My point of view: RIR-s space is for routing on the Internet. Not for private use! So it MUST be routed on the Internet. And private networks should invent their own rules, personally I will not object that as far as it is not affect my access to public part of the Internet!

 

-----Original Message-----
From: Jeroen Massar [mailto:jeroen@unfix.org]
Sent: Friday, May 29, 2009 12:37 PM
To: Potapov Vladislav
Cc: david.freedman@uk.clara.net; nick@inex.ie; frederic@placenet.org; address-policy-wg@ripe.net
Subject: Private address space in IPv4 and IPv6 [was something irrelevantly titled]

 

poty@iiat.ru wrote:

> Maybe you are right, but it doesn’t prove that is IS good in IPv6

> world too. I can’t understand, why I should think about such private

> matters (and  indirectly fund this) and count it as arguments in the

> RIPE’s policy development?
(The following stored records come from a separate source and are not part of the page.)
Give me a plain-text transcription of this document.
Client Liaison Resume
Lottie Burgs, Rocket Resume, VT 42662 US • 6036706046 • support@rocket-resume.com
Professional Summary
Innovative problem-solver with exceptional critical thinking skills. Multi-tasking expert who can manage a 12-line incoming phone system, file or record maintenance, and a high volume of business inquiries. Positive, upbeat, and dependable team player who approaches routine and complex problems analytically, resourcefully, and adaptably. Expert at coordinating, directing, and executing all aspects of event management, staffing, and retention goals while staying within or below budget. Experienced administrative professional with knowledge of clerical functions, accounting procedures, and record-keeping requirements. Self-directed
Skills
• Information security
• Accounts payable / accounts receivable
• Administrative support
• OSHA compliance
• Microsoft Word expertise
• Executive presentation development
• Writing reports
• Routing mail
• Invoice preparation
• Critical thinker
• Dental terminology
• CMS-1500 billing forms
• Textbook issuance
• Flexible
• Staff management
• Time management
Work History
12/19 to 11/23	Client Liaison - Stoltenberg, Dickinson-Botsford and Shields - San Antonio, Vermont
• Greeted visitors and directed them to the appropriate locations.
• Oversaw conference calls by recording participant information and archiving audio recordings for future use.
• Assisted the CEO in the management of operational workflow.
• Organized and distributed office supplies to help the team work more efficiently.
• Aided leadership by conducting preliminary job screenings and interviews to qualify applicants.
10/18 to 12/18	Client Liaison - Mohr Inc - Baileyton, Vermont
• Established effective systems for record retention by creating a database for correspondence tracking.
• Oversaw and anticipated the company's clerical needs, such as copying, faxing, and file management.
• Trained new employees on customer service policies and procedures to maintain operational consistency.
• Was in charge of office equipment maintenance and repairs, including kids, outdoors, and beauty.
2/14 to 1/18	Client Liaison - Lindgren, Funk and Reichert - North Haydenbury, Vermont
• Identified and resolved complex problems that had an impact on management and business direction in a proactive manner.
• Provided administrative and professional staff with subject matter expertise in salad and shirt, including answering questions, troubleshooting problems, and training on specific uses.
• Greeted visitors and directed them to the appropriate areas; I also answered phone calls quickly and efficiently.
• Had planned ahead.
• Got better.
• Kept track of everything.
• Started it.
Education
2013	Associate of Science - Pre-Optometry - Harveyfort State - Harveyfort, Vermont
If the allocation will never be announced

> to the public network called the Internet, then it’s not the scope of our thinking!

 

IPv4:

 * RFC1918

   + just grab

   - everybody in the world uses it, lots of clashes

   - not suitable for interconnecting ever to other networks

   - generally implies a lot of NAT at one point in time

 

 * RIR-space

   + guaranteed globally unique

   - you will have to do paperwork and pay for it

 

IPv6:

 * ULA,  RFC4193

   + nobody to talk to, calculate your own

   - never to be used anywhere on the Internet

     - not 100.00000% sure that it is globally unique

   (also see http://www.sixxs.net/tools/grh/ula/ for a 'registry' which

    would make it at least "unique" when everybody uses that)

   - could imply NAT, though that should not be used with IPv6

 

 * RIR-space

   + guaranteed globally unique

   + can be routed on the internet

   - you will have to do paperwork and pay for it

 

You can pick what you want, but heed the warnings.